Of Family, Books, and Immigration

My father, Otto, wrote an autobiography over the last twenty years of his life as a gift and reminder of where my brother and I came from and some family history that has not been forgotten. I have our Icelandic genealogy that goes back to before the settling of Iceland. Some names come up that would be known to some Scandinavians from the old sagas. The accuracy is questionable when you get back more than a few hundred years, but the cultural history is the same.


It seems that most people in the U.S. barely know a family history back more than two generations and even then the details are sketchy. Maybe because we are a relatively new country. There is nothing wrong with that, but I have an interest in the lives and struggles of people in the past. History has only become more important to me since I have lived through a little of it and have seen how big the changes are, yet human needs and behaviors are not very different than they have ever been.

I haven't had as much time to read as I would like in the last year, but I have been fortunate to read some really excellent work. Laxness' Salka Valka is a rare book in English, but my library was able to borrow one from the Big City Library. This is not the Laxness work to start with, but a great novel.

I also got a hold of The Tricking of Freya by Christina Sunley. This coming of age story mostly takes place in Gimli, Manitoba (about a day's drive from here) and Iceland. It has Grandmothers and an "interesting" aunt, family secrets and foibles, desperation and adventure and it took me two days to read because I had other obligations. It is Ms. Sunley's first novel and I hope she writes more. I could tell you much more, but you really should read it.



Fly Away Home is the book I just started.
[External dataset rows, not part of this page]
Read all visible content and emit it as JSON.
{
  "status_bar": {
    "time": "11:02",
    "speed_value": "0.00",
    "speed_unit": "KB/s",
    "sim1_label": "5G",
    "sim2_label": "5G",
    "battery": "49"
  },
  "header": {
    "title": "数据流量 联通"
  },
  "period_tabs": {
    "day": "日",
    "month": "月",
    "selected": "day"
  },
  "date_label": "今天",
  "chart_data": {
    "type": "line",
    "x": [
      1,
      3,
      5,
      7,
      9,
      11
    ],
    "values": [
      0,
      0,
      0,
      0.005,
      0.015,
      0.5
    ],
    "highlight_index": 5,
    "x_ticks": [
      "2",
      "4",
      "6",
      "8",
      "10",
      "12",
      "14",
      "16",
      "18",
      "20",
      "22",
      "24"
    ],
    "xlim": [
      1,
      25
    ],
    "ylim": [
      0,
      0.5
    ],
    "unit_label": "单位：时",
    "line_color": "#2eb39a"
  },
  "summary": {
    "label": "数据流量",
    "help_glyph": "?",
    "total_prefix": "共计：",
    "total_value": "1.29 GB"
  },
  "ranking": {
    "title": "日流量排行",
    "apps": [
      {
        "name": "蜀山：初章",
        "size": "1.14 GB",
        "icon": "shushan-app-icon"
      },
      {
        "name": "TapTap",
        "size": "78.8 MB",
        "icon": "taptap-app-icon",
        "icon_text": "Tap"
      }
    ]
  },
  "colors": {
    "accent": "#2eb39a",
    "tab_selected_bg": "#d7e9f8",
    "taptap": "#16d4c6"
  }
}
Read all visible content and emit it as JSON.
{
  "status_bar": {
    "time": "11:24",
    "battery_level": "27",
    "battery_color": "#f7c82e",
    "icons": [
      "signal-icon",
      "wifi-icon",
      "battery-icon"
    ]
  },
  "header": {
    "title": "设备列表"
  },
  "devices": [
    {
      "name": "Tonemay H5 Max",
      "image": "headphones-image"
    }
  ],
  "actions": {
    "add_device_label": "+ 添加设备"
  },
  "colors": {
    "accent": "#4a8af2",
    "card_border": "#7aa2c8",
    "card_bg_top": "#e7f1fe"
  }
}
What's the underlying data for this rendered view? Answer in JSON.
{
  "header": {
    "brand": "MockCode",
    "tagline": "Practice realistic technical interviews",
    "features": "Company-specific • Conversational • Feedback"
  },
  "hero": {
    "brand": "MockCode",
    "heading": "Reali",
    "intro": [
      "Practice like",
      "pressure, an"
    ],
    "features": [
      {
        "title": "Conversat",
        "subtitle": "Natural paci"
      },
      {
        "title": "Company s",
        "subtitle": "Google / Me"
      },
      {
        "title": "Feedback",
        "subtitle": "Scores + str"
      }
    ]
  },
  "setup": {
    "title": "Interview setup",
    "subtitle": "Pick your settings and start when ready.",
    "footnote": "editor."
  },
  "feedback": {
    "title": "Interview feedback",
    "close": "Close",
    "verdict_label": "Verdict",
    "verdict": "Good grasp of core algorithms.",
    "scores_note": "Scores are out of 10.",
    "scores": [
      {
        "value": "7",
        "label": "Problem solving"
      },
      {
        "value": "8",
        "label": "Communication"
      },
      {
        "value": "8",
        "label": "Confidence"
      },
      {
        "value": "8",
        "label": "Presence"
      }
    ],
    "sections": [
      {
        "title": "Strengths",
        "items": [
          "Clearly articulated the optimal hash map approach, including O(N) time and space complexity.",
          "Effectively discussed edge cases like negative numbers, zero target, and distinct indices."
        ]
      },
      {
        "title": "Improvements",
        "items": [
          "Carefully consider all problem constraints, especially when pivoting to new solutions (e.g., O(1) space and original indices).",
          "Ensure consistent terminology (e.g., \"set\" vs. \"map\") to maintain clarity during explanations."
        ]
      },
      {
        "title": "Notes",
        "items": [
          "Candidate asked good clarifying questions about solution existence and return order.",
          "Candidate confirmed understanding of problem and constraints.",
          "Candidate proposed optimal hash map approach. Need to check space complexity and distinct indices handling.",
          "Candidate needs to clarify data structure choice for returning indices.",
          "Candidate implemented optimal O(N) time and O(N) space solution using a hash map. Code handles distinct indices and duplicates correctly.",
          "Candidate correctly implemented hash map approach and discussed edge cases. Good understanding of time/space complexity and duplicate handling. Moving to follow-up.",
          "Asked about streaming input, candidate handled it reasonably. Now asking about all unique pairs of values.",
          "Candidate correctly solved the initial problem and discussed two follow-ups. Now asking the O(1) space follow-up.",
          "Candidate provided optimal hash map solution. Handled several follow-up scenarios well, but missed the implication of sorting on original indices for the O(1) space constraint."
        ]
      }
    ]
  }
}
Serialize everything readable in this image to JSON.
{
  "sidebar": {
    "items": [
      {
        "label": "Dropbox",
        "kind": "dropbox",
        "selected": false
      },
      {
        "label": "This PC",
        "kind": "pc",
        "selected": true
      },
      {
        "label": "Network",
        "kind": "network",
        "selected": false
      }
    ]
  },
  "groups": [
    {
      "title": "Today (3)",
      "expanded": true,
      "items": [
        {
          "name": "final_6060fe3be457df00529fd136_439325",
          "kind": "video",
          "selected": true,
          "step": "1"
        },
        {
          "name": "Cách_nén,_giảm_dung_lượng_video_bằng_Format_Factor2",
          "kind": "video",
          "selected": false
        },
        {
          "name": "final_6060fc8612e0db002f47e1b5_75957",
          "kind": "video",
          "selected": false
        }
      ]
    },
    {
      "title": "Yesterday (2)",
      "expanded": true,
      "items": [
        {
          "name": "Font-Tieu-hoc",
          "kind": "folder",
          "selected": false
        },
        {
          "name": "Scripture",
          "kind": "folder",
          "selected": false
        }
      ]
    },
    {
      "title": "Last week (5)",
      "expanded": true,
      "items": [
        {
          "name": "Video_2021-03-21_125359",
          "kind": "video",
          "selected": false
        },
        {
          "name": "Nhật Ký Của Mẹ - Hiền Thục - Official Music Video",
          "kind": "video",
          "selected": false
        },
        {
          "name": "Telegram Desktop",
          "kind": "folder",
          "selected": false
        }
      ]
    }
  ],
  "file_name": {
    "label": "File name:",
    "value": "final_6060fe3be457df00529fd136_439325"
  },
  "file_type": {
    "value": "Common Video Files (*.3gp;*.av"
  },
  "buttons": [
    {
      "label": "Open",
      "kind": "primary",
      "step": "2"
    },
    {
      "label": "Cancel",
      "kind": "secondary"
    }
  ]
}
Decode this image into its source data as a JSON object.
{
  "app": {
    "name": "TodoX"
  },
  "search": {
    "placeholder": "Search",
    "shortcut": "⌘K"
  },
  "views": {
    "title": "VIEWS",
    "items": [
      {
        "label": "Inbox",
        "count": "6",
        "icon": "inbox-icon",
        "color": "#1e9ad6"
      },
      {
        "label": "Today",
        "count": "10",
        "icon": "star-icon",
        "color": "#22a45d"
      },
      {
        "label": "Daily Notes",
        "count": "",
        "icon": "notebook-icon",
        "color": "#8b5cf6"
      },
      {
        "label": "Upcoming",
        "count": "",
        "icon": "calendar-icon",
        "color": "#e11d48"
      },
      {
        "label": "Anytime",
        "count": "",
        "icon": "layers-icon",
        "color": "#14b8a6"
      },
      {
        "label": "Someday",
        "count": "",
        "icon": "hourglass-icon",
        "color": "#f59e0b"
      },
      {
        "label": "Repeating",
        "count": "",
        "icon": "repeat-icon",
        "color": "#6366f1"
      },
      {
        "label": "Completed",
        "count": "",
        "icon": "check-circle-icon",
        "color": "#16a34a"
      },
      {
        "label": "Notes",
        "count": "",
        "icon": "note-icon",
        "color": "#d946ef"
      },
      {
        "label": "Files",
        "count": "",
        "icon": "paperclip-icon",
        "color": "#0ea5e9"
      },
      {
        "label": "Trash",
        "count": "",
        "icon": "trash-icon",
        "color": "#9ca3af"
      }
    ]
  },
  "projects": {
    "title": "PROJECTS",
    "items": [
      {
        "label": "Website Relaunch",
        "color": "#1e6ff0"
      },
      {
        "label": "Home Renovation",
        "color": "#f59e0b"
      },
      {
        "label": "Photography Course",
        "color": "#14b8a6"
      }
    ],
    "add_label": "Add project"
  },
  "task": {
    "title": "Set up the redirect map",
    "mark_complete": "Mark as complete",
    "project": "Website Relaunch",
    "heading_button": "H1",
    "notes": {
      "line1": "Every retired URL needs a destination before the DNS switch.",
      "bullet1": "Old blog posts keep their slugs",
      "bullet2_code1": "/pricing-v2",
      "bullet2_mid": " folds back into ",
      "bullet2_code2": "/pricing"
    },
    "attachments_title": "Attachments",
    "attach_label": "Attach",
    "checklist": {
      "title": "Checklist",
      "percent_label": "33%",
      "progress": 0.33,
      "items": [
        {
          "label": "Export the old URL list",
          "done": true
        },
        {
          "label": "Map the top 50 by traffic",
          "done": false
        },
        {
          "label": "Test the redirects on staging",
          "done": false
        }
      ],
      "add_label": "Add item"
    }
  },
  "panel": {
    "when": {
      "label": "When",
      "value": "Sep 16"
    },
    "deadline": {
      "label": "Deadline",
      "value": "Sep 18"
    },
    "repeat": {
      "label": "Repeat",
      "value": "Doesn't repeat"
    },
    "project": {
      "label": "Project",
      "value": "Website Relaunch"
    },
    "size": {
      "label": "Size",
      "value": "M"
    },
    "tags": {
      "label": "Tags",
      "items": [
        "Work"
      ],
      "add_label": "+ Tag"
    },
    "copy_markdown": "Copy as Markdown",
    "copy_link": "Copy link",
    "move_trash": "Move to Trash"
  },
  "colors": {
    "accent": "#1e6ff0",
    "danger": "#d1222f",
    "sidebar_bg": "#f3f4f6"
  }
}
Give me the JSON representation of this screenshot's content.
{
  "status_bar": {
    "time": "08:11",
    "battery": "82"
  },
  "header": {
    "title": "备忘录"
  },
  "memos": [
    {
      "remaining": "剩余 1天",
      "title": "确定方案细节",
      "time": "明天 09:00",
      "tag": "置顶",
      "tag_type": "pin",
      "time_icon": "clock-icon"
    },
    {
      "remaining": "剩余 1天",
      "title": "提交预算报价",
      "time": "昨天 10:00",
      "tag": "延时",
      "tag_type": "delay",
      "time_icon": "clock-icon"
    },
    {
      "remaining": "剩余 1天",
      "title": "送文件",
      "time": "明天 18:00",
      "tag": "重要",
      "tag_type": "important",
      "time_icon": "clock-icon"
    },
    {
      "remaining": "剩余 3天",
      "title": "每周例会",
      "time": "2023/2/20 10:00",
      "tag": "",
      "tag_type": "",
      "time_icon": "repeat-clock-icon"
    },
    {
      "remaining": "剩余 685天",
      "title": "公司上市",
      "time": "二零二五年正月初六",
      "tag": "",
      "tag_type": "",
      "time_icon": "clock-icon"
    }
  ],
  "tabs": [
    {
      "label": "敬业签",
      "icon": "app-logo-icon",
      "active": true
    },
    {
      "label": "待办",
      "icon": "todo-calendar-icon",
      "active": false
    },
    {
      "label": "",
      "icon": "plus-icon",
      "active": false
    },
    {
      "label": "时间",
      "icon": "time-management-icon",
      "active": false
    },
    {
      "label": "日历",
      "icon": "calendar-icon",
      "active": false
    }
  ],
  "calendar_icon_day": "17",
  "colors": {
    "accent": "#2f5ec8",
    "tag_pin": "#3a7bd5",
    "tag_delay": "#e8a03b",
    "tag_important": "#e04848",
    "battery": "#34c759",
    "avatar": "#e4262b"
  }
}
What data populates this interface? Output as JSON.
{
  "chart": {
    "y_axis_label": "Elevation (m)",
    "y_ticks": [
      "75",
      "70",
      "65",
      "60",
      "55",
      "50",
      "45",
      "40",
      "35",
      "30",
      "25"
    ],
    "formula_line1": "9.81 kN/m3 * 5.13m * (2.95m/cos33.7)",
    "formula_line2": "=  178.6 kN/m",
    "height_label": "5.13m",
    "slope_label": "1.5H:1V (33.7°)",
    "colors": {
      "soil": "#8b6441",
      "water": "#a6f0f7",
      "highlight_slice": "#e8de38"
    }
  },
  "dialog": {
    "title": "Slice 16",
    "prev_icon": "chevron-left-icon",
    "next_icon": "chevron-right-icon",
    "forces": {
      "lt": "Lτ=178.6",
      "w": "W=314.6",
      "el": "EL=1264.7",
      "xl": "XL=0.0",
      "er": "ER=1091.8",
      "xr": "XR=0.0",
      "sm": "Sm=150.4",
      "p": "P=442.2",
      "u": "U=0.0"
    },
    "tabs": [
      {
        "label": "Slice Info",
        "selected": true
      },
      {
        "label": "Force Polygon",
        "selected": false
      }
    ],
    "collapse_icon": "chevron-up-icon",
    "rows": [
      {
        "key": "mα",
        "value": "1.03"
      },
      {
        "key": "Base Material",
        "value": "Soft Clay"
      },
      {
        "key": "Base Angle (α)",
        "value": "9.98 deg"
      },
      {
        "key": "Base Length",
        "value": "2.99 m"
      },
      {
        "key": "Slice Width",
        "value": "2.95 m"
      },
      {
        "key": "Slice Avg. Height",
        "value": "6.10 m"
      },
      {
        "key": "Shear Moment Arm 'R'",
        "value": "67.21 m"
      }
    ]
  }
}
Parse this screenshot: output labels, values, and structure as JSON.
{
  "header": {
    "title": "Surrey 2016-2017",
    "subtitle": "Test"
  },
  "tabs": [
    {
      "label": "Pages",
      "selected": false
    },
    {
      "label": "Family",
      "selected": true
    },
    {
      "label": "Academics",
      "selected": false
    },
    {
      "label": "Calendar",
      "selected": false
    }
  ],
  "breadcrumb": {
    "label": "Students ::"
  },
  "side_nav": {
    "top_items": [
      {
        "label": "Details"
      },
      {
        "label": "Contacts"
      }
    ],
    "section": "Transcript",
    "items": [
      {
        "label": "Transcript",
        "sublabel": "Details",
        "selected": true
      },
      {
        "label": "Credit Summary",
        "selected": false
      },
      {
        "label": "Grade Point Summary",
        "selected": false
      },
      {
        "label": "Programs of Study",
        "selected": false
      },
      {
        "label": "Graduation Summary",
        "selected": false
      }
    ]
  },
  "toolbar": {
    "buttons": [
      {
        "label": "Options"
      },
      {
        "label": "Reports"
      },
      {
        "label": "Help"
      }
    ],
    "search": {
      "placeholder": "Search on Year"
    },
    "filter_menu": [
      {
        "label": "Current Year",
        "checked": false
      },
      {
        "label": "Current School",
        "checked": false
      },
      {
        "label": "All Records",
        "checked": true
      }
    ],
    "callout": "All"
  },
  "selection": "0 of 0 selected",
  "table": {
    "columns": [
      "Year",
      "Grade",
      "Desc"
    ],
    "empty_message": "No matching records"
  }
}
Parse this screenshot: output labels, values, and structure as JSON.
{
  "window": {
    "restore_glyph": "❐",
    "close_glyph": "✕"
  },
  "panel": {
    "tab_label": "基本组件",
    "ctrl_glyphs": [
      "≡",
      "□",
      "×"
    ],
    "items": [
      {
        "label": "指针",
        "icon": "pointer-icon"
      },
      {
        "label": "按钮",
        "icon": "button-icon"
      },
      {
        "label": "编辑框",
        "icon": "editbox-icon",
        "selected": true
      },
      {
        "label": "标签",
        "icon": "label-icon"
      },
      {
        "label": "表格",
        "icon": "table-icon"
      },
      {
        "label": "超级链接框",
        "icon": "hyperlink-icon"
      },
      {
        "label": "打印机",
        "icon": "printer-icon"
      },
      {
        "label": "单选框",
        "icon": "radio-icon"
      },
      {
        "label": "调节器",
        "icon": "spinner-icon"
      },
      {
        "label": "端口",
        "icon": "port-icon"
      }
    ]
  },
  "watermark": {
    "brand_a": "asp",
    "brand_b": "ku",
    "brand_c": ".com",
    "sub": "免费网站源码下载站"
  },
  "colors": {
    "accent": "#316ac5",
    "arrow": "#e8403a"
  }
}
I am scheming to get blocks of undisturbed time to devour it. Maggie Myklebust is a bit younger than I (and much better looking!),comes from the same vicinity of the U.S., and has a lot of Norwegian connections. In fact, she lives there now. Some of my neighbors here on the Scandinavian Riviera (North Shore of Lake Superior) come from the same place in Norway that she does. Maggie's family, in different combinations, went back and forth across the ocean to the area where her family was from. She remembers some wonderful detail of those years and I can't wait to find out how she got to where she is now (life is a journey, isn't it?).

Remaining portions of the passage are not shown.